The proposal would be far more restrictive than the current rope barrier, which is designed to discourage beach-goers from disturbing marine mammals at the scenic La Jolla facility.
The Children's Pool was deeded to the city in the 1930s to be a safe swimming spot for youngsters. However, the seals began to take over the area in the 1990s, creating a standoff between beach access advocates and supporters of animal rights.
Clashes between the two sides have been common, and backers of the seals contend the animals have been abused at times.
Municipal and other laws against animal abuse have not prevented harassment of the seals, according to a city staff report to be delivered at Monday's meeting.
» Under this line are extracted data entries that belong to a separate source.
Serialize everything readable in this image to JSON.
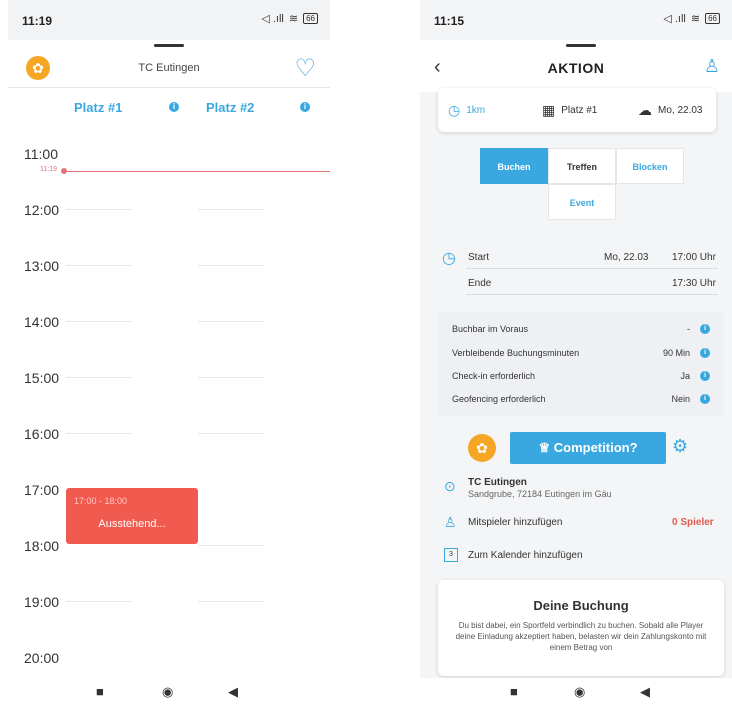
{
  "left": {
    "status": {
      "time": "11:19",
      "signal": "◁ .ıll",
      "wifi": "≋",
      "battery": "66"
    },
    "club_name": "TC Eutingen",
    "courts": [
      {
        "label": "Platz #1"
      },
      {
        "label": "Platz #2"
      }
    ],
    "info_glyph": "i",
    "hours": [
      "11:00",
      "12:00",
      "13:00",
      "14:00",
      "15:00",
      "16:00",
      "17:00",
      "18:00",
      "19:00",
      "20:00"
    ],
    "now_time": "11:19",
    "booking": {
      "time": "17:00 - 18:00",
      "status": "Ausstehend..."
    },
    "nav": {
      "square": "■",
      "circle": "◉",
      "back": "◀"
    }
  },
  "right": {
    "status": {
      "time": "11:15",
      "signal": "◁ .ıll",
      "wifi": "≋",
      "battery": "66"
    },
    "title": "AKTION",
    "back_glyph": "‹",
    "summary": {
      "distance": "1km",
      "court": "Platz #1",
      "date": "Mo, 22.03"
    },
    "tabs": [
      "Buchen",
      "Treffen",
      "Blocken",
      "Event"
    ],
    "start_label": "Start",
    "start_date": "Mo, 22.03",
    "start_time": "17:00 Uhr",
    "end_label": "Ende",
    "end_time": "17:30 Uhr",
    "options": [
      {
        "label": "Buchbar im Voraus",
        "value": "-"
      },
      {
        "label": "Verbleibende Buchungsminuten",
        "value": "90 Min"
      },
      {
        "label": "Check-in erforderlich",
        "value": "Ja"
      },
      {
        "label": "Geofencing erforderlich",
        "value": "Nein"
      }
    ],
    "competition_label": "Competition?",
    "club_name": "TC Eutingen",
    "club_address": "Sandgrube, 72184 Eutingen im Gäu",
    "add_players_label": "Mitspieler hinzufügen",
    "players_count": "0 Spieler",
    "calendar_label": "Zum Kalender hinzufügen",
    "calendar_day": "3",
    "booking_card": {
      "title": "Deine Buchung",
      "text": "Du bist dabei, ein Sportfeld verbindlich zu buchen. Sobald alle Player deine Einladung akzeptiert haben, belasten wir dein Zahlungskonto mit einem Betrag von"
    },
    "nav": {
      "square": "■",
      "circle": "◉",
      "back": "◀"
    }
  },
  "colors": {
    "accent": "#3aa8e0",
    "booking": "#f05a4f",
    "logo": "#f5a623",
    "now": "#e57373"
  }
}
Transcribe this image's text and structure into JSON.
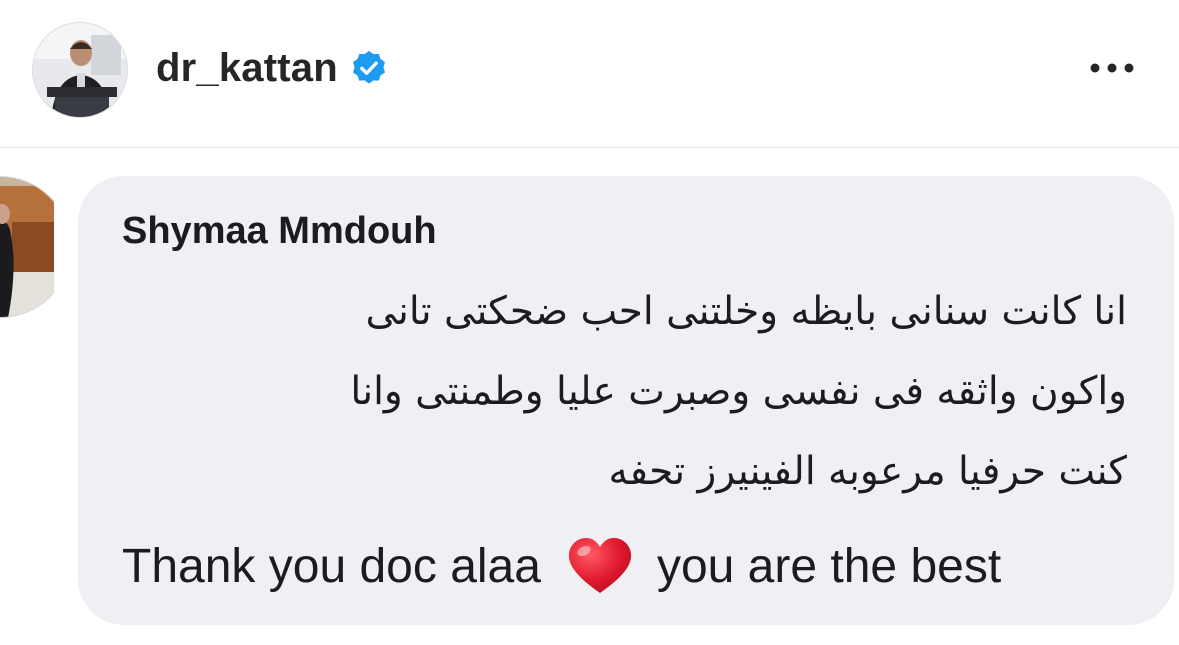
{
  "post": {
    "username": "dr_kattan",
    "verified": true,
    "avatar_icon": "profile-photo",
    "more_icon": "more-options-icon"
  },
  "comment": {
    "author": "Shymaa Mmdouh",
    "avatar_icon": "commenter-photo",
    "lines": [
      "انا كانت سنانى بايظه وخلتنى احب ضحكتى تانى",
      "واكون واثقه فى نفسى  وصبرت عليا وطمنتى وانا",
      "كنت حرفيا مرعوبه  الفينيرز تحفه"
    ],
    "english_part1": "Thank you doc alaa",
    "emoji": "red-heart",
    "english_part2": "you are the best"
  },
  "colors": {
    "bubble": "#efeff4",
    "text": "#1c1c1e",
    "verified_blue": "#1d9bf0",
    "heart_red": "#e0182d"
  }
}
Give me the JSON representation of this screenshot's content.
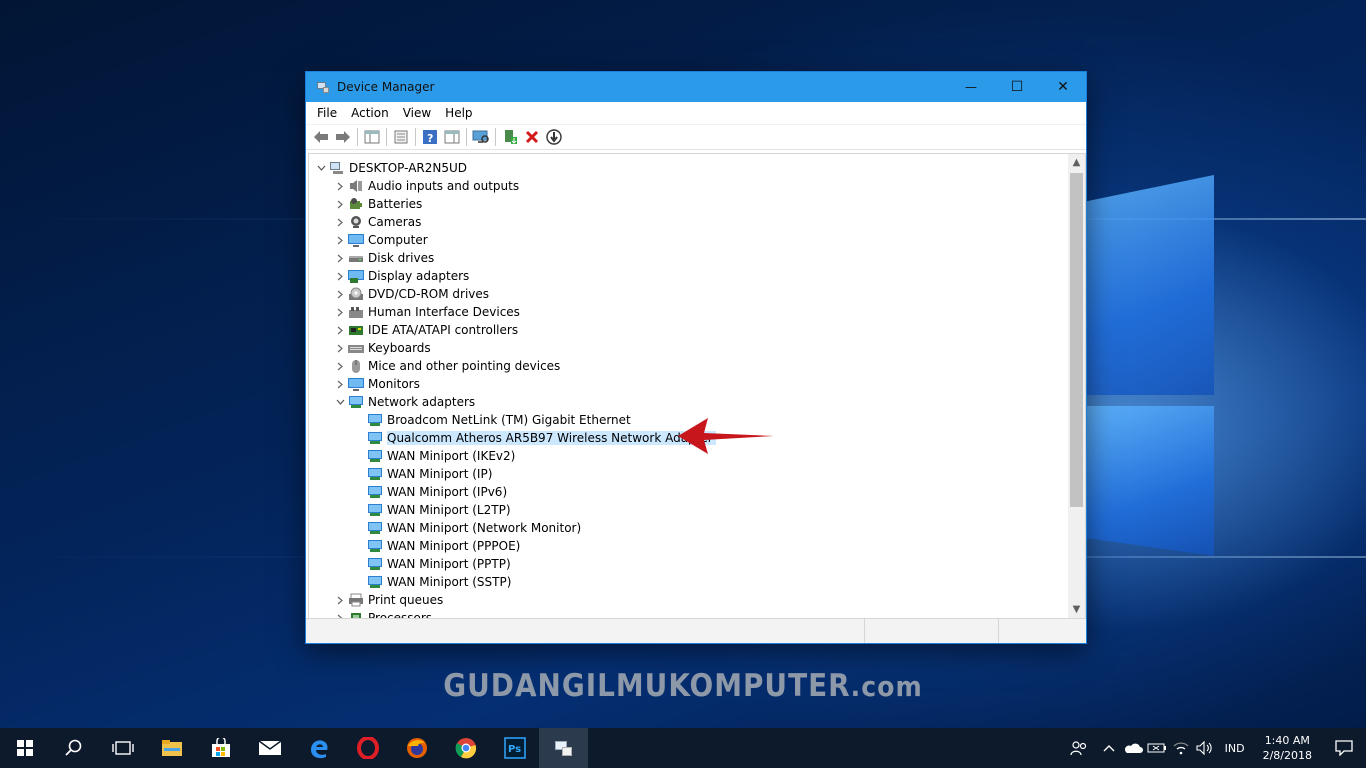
{
  "window": {
    "title": "Device Manager",
    "controls": {
      "minimize": "—",
      "maximize": "☐",
      "close": "✕"
    }
  },
  "menu": [
    "File",
    "Action",
    "View",
    "Help"
  ],
  "tree": {
    "root": "DESKTOP-AR2N5UD",
    "categories": [
      {
        "label": "Audio inputs and outputs",
        "icon": "speaker-icon"
      },
      {
        "label": "Batteries",
        "icon": "battery-icon"
      },
      {
        "label": "Cameras",
        "icon": "camera-icon"
      },
      {
        "label": "Computer",
        "icon": "monitor-icon"
      },
      {
        "label": "Disk drives",
        "icon": "disk-drive-icon"
      },
      {
        "label": "Display adapters",
        "icon": "display-adapter-icon"
      },
      {
        "label": "DVD/CD-ROM drives",
        "icon": "dvd-drive-icon"
      },
      {
        "label": "Human Interface Devices",
        "icon": "hid-icon"
      },
      {
        "label": "IDE ATA/ATAPI controllers",
        "icon": "ide-controller-icon"
      },
      {
        "label": "Keyboards",
        "icon": "keyboard-icon"
      },
      {
        "label": "Mice and other pointing devices",
        "icon": "mouse-icon"
      },
      {
        "label": "Monitors",
        "icon": "monitor-icon"
      },
      {
        "label": "Network adapters",
        "icon": "network-adapter-icon",
        "expanded": true
      },
      {
        "label": "Print queues",
        "icon": "printer-icon"
      },
      {
        "label": "Processors",
        "icon": "processor-icon"
      }
    ],
    "network_adapters": [
      "Broadcom NetLink (TM) Gigabit Ethernet",
      "Qualcomm Atheros AR5B97 Wireless Network Adapter",
      "WAN Miniport (IKEv2)",
      "WAN Miniport (IP)",
      "WAN Miniport (IPv6)",
      "WAN Miniport (L2TP)",
      "WAN Miniport (Network Monitor)",
      "WAN Miniport (PPPOE)",
      "WAN Miniport (PPTP)",
      "WAN Miniport (SSTP)"
    ],
    "selected": "Qualcomm Atheros AR5B97 Wireless Network Adapter"
  },
  "watermark": {
    "main": "GUDANGILMUKOMPUTER",
    "suffix": ".com"
  },
  "taskbar": {
    "apps": [
      "start-button",
      "search-icon",
      "task-view-icon",
      "file-explorer-icon",
      "store-icon",
      "mail-icon",
      "edge-icon",
      "opera-icon",
      "firefox-icon",
      "chrome-icon",
      "photoshop-icon",
      "device-manager-taskbar-icon"
    ],
    "language": "IND",
    "time": "1:40 AM",
    "date": "2/8/2018"
  },
  "colors": {
    "titlebar": "#2b9ae8",
    "selection": "#cce8ff",
    "arrow": "#c8161d",
    "taskbar": "#0d1a2c"
  }
}
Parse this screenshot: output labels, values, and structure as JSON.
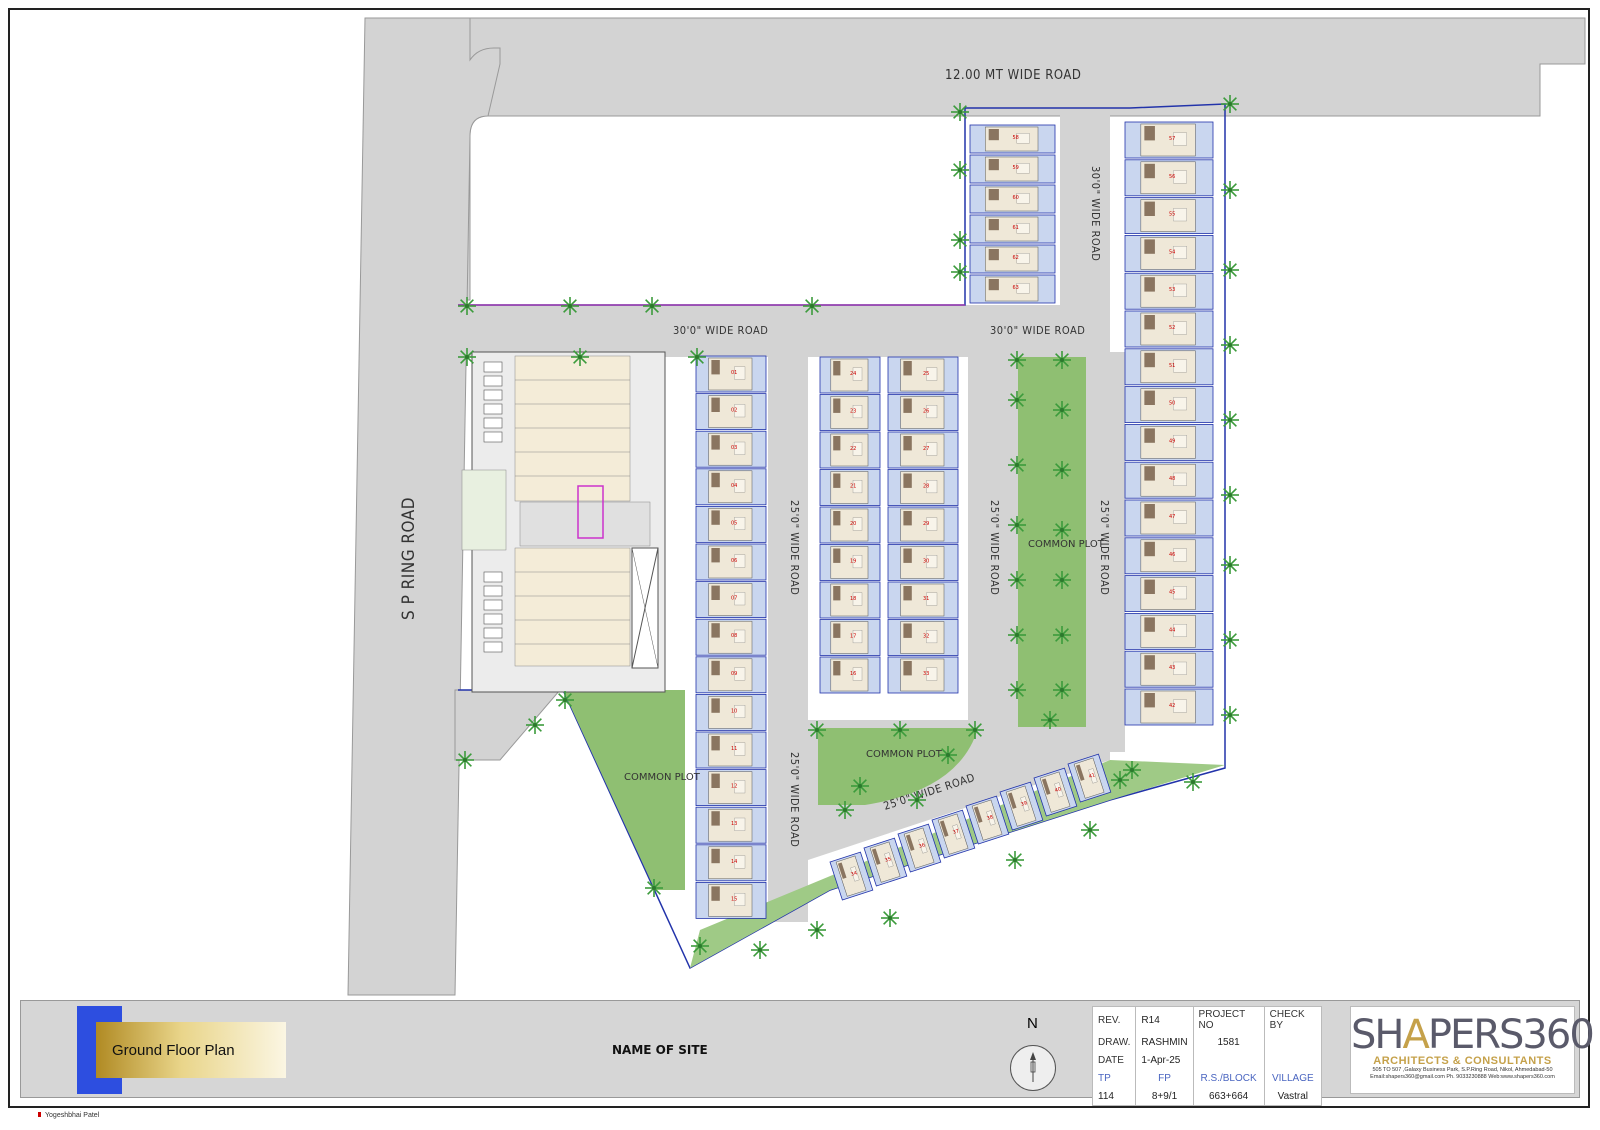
{
  "roads": {
    "top": "12.00 MT  WIDE ROAD",
    "left": "S P RING ROAD",
    "r30_right_vertical": "30'0\" WIDE ROAD",
    "r30_left": "30'0\" WIDE ROAD",
    "r30_mid": "30'0\" WIDE ROAD",
    "r25_a": "25'0\" WIDE ROAD",
    "r25_b": "25'0\" WIDE ROAD",
    "r25_c": "25'0\" WIDE ROAD",
    "r25_d": "25'0\" WIDE ROAD",
    "r25_e": "25'0\" WIDE ROAD"
  },
  "plots": {
    "common_plot_1": "COMMON PLOT",
    "common_plot_2": "COMMON PLOT",
    "common_plot_3": "COMMON PLOT"
  },
  "units": {
    "col1": [
      "01",
      "02",
      "03",
      "04",
      "05",
      "06",
      "07",
      "08",
      "09",
      "10",
      "11",
      "12",
      "13",
      "14",
      "15"
    ],
    "col2": [
      "24",
      "23",
      "22",
      "21",
      "20",
      "19",
      "18",
      "17",
      "16"
    ],
    "col3": [
      "25",
      "26",
      "27",
      "28",
      "29",
      "30",
      "31",
      "32",
      "33"
    ],
    "col_top": [
      "58",
      "59",
      "60",
      "61",
      "62",
      "63"
    ],
    "col_right": [
      "57",
      "56",
      "55",
      "54",
      "53",
      "52",
      "51",
      "50",
      "49",
      "48",
      "47",
      "46",
      "45",
      "44",
      "43",
      "42"
    ],
    "diag": [
      "34",
      "35",
      "36",
      "37",
      "38",
      "39",
      "40",
      "41"
    ]
  },
  "title_block": {
    "sheet_title": "Ground Floor Plan",
    "site_name": "NAME OF SITE",
    "north": "N",
    "rev_label": "REV.",
    "rev": "R14",
    "draw_label": "DRAW.",
    "draw": "RASHMIN",
    "date_label": "DATE",
    "date": "1-Apr-25",
    "project_no_label": "PROJECT NO",
    "project_no": "1581",
    "check_by_label": "CHECK BY",
    "check_by": "",
    "tp_label": "TP",
    "tp": "114",
    "fp_label": "FP",
    "fp": "8+9/1",
    "rs_label": "R.S./BLOCK",
    "rs": "663+664",
    "village_label": "VILLAGE",
    "village": "Vastral",
    "firm_name_a": "SH",
    "firm_name_b": "A",
    "firm_name_c": "PERS360",
    "firm_tagline": "ARCHITECTS & CONSULTANTS",
    "firm_address": "505 TO 507 ,Galaxy Business Park, S.P.Ring Road, Nikol, Ahmedabad-50",
    "firm_contact": "Email:shapers360@gmail.com  Ph. 9033230888 Web:www.shapers360.com",
    "signer": "Yogeshbhai Patel"
  },
  "colors": {
    "road": "#d3d3d3",
    "green": "#8fbf72",
    "boundary": "#2233aa",
    "unit": "#efe8d8",
    "accent": "#c5a14a"
  }
}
"These regulations and guidelines have not completely resolved inappropriate interactions between seals and citizens or interactions between citizens of different perspectives on the Children's Pool issues," the report states. "Due to people continually flushing the seals and other documented inappropriate interactions between seals and people, closing the beach during pupping season is the next step in an adaptive management strategy for human/seal (pinniped) beach sharing."
The report calls the action "the minimum step" in preventing the harassment of seals.
The proposal to be heard Monday would bar people from using the Children's Pool from Dec. 15 to May 15 each year, when the seals are giving birth and weaning their young.
"That is something the council has generally been supportive of in recent years," Interim Mayor Todd Gloria said at his weekly media briefing. Gloria is doubling as the City Council president until Councilman Kevin Faulconer is inaugurated on March 3.
The La Jolla Community Planning Association voted 9-6-1 to reject the proposed ban at a meeting in January.
The new restrictions, if approved, would not take effect until given the go-ahead by the California Coastal Commission -- a process that could take one year. The report from city staff says their counterparts at the commission support the seasonal beach closure.